While State Lands Commission officials threw verbal darts at LADWP yesterday, Air Pollution Control District Director Ted Schade tried to remind irritable officials that the point of the work at the Owens Dry Lake is clean air.owens_lake

As we reported yesterday, a meeting of the State Lands Commission in Los Angeles turned angry when a governor’s appointee accused DWP of failure to deal with environmental concerns over an experimental way to clean up dry lake dust called moat and row – high rows of dirt. The State officials said they are bound to uphold natural visuals, not squares of dirt, for the state’s public.

Schade said that he told officials clean air is the most important public trust value at the lake.
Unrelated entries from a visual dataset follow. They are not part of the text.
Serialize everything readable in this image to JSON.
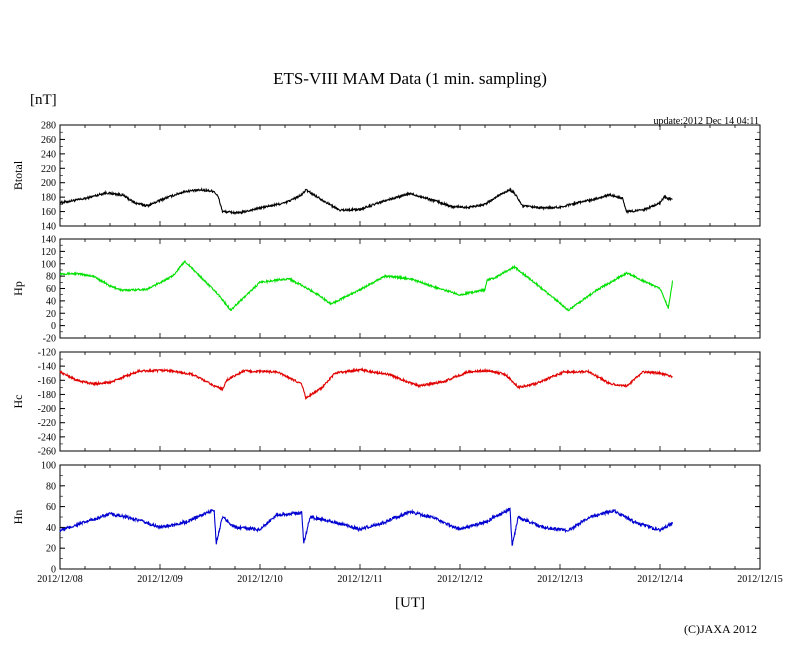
{
  "title": "ETS-VIII MAM Data (1 min. sampling)",
  "unit_label": "[nT]",
  "update_text": "update:2012 Dec 14 04:11",
  "xlabel": "[UT]",
  "copyright": "(C)JAXA 2012",
  "chart_data": {
    "type": "line",
    "x_ticks": [
      "2012/12/08",
      "2012/12/09",
      "2012/12/10",
      "2012/12/11",
      "2012/12/12",
      "2012/12/13",
      "2012/12/14",
      "2012/12/15"
    ],
    "xlim": [
      "2012/12/08 00:00",
      "2012/12/15 00:00"
    ],
    "panels": [
      {
        "name": "Btotal",
        "color": "#000000",
        "ylim": [
          140,
          280
        ],
        "y_ticks": [
          140,
          160,
          180,
          200,
          220,
          240,
          260,
          280
        ],
        "noise": 1.5,
        "x": [
          "12/08 00:00",
          "12/08 06:00",
          "12/08 11:00",
          "12/08 15:00",
          "12/08 18:00",
          "12/08 21:00",
          "12/09 01:00",
          "12/09 06:00",
          "12/09 10:00",
          "12/09 13:00",
          "12/09 14:00",
          "12/09 15:00",
          "12/09 19:00",
          "12/10 00:00",
          "12/10 06:00",
          "12/10 10:00",
          "12/10 11:00",
          "12/10 15:00",
          "12/10 19:00",
          "12/11 00:00",
          "12/11 06:00",
          "12/11 12:00",
          "12/11 18:00",
          "12/11 22:00",
          "12/12 02:00",
          "12/12 06:00",
          "12/12 10:00",
          "12/12 12:00",
          "12/12 13:00",
          "12/12 15:00",
          "12/12 19:00",
          "12/13 00:00",
          "12/13 04:00",
          "12/13 08:00",
          "12/13 12:00",
          "12/13 15:00",
          "12/13 16:00",
          "12/13 20:00",
          "12/14 00:00",
          "12/14 01:00",
          "12/14 03:00"
        ],
        "y": [
          172,
          178,
          186,
          183,
          172,
          168,
          178,
          188,
          190,
          188,
          180,
          160,
          158,
          165,
          172,
          183,
          190,
          176,
          162,
          163,
          175,
          185,
          175,
          167,
          166,
          170,
          185,
          190,
          186,
          168,
          165,
          166,
          172,
          177,
          183,
          178,
          160,
          162,
          172,
          180,
          176
        ]
      },
      {
        "name": "Hp",
        "color": "#00e000",
        "ylim": [
          -20,
          140
        ],
        "y_ticks": [
          -20,
          0,
          20,
          40,
          60,
          80,
          100,
          120,
          140
        ],
        "noise": 1.5,
        "x": [
          "12/08 00:00",
          "12/08 04:00",
          "12/08 08:00",
          "12/08 12:00",
          "12/08 15:00",
          "12/08 21:00",
          "12/09 03:00",
          "12/09 06:00",
          "12/09 14:00",
          "12/09 17:00",
          "12/09 18:00",
          "12/10 00:00",
          "12/10 07:00",
          "12/10 14:00",
          "12/10 17:00",
          "12/11 00:00",
          "12/11 06:00",
          "12/11 12:00",
          "12/11 18:00",
          "12/12 00:00",
          "12/12 06:00",
          "12/12 06:30",
          "12/12 08:00",
          "12/12 13:00",
          "12/12 14:00",
          "12/12 18:00",
          "12/13 02:00",
          "12/13 09:00",
          "12/13 16:00",
          "12/14 00:00",
          "12/14 02:00",
          "12/14 03:00"
        ],
        "y": [
          84,
          84,
          80,
          64,
          57,
          59,
          80,
          104,
          50,
          25,
          32,
          70,
          76,
          50,
          35,
          58,
          80,
          76,
          62,
          50,
          58,
          74,
          76,
          95,
          90,
          69,
          25,
          58,
          85,
          60,
          28,
          72
        ]
      },
      {
        "name": "Hc",
        "color": "#e00000",
        "ylim": [
          -260,
          -120
        ],
        "y_ticks": [
          -120,
          -140,
          -160,
          -180,
          -200,
          -220,
          -240,
          -260
        ],
        "noise": 1.5,
        "x": [
          "12/08 00:00",
          "12/08 04:00",
          "12/08 08:00",
          "12/08 12:00",
          "12/08 19:00",
          "12/09 02:00",
          "12/09 08:00",
          "12/09 13:00",
          "12/09 15:00",
          "12/09 16:00",
          "12/09 20:00",
          "12/10 04:00",
          "12/10 10:00",
          "12/10 11:00",
          "12/10 15:00",
          "12/10 18:00",
          "12/11 00:00",
          "12/11 07:00",
          "12/11 14:00",
          "12/11 20:00",
          "12/12 02:00",
          "12/12 07:00",
          "12/12 11:00",
          "12/12 14:00",
          "12/12 18:00",
          "12/13 01:00",
          "12/13 07:00",
          "12/13 12:00",
          "12/13 16:00",
          "12/13 20:00",
          "12/14 00:00",
          "12/14 03:00"
        ],
        "y": [
          -148,
          -160,
          -165,
          -163,
          -147,
          -146,
          -152,
          -168,
          -172,
          -160,
          -147,
          -148,
          -165,
          -185,
          -170,
          -150,
          -145,
          -152,
          -168,
          -162,
          -148,
          -146,
          -152,
          -170,
          -165,
          -148,
          -148,
          -165,
          -168,
          -148,
          -150,
          -155
        ]
      },
      {
        "name": "Hn",
        "color": "#0000d0",
        "ylim": [
          0,
          100
        ],
        "y_ticks": [
          0,
          20,
          40,
          60,
          80,
          100
        ],
        "noise": 1.5,
        "x": [
          "12/08 00:00",
          "12/08 06:00",
          "12/08 12:00",
          "12/08 18:00",
          "12/09 00:00",
          "12/09 06:00",
          "12/09 13:00",
          "12/09 13:30",
          "12/09 15:00",
          "12/09 18:00",
          "12/10 00:00",
          "12/10 04:00",
          "12/10 10:00",
          "12/10 10:30",
          "12/10 12:00",
          "12/10 18:00",
          "12/11 00:00",
          "12/11 06:00",
          "12/11 12:00",
          "12/11 17:00",
          "12/12 00:00",
          "12/12 06:00",
          "12/12 12:00",
          "12/12 12:30",
          "12/12 14:00",
          "12/12 20:00",
          "12/13 02:00",
          "12/13 07:00",
          "12/13 13:00",
          "12/13 18:00",
          "12/14 00:00",
          "12/14 03:00"
        ],
        "y": [
          37,
          45,
          53,
          48,
          40,
          45,
          57,
          25,
          50,
          40,
          38,
          52,
          54,
          25,
          50,
          45,
          38,
          45,
          55,
          50,
          38,
          45,
          58,
          22,
          50,
          40,
          37,
          50,
          56,
          45,
          37,
          44
        ]
      }
    ]
  }
}
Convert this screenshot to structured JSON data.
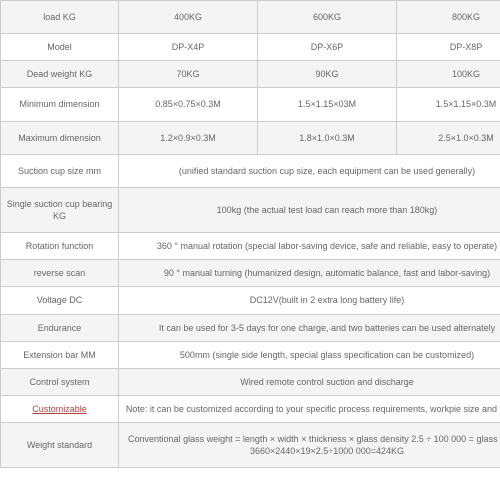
{
  "header": {
    "c1": "load KG",
    "c2": "400KG",
    "c3": "600KG",
    "c4": "800KG"
  },
  "model": {
    "label": "Model",
    "c2": "DP-X4P",
    "c3": "DP-X6P",
    "c4": "DP-X8P"
  },
  "deadweight": {
    "label": "Dead weight KG",
    "c2": "70KG",
    "c3": "90KG",
    "c4": "100KG"
  },
  "mindim": {
    "label": "Minimum dimension",
    "c2": "0.85×0.75×0.3M",
    "c3": "1.5×1.15×03M",
    "c4": "1.5×1.15×0.3M"
  },
  "maxdim": {
    "label": "Maximum dimension",
    "c2": "1.2×0.9×0.3M",
    "c3": "1.8×1.0×0.3M",
    "c4": "2.5×1.0×0.3M"
  },
  "cupsize": {
    "label": "Suction cup size mm",
    "value": "(unified standard suction cup size, each equipment can be used generally)"
  },
  "singlecup": {
    "label": "Single suction cup bearing KG",
    "value": "100kg (the actual test load can reach more than 180kg)"
  },
  "rotation": {
    "label": "Rotation function",
    "value": "360 ° manual rotation (special labor-saving device, safe and reliable, easy to operate)"
  },
  "reverse": {
    "label": "reverse scan",
    "value": "90 ° manual turning (humanized design, automatic balance, fast and labor-saving)"
  },
  "voltage": {
    "label": "Voltage DC",
    "value": "DC12V(built in 2 extra long battery life)"
  },
  "endurance": {
    "label": "Endurance",
    "value": "It can be used for 3-5 days for one charge, and two batteries can be used alternately"
  },
  "extbar": {
    "label": "Extension bar MM",
    "value": "500mm (single side length, special glass specification can be customized)"
  },
  "control": {
    "label": "Control system",
    "value": "Wired remote control suction and discharge"
  },
  "custom": {
    "label": "Customizable",
    "value": "Note: it can be customized according to your specific process requirements, workpie size and weight."
  },
  "weightstd": {
    "label": "Weight standard",
    "value": "Conventional glass weight = length  ×  width  ×  thickness  ×  glass density 2.5  ÷  100 000 = glass weight\n3660×2440×19×2.5÷1000 000=424KG"
  }
}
He said he chastised everyone to move on. “I’m not willing to let our air quality suffer,” said Schade.

The Air Pollution Control Director explained that the District and the Air Resources Board okayed the moat and row method of controlling dust. If it doesn’t work, DWP will have to do something else on 3.5 square miles of project.

But when DWP asked State Lands for an amended lease at the lake bed for the new project, the sparks flew. Inyo Supervisor Linda Arcularius, who said she is from a ranching family, testified that it would be prudent to use moat and row and less water. So did rancher Tom Noland and Agricultural Commissioner George Milovich. DWP has historically leaned on ranch lessees to support their positions.

Chairman of the State Lands Commission, Lt. Governor John Garamendi, advised everyone to work out their differences and come back in October. Garamendi,apparently concerned by the statewide drought, went so far as to say he wants to see no additional water used on the Owens Dry Lake.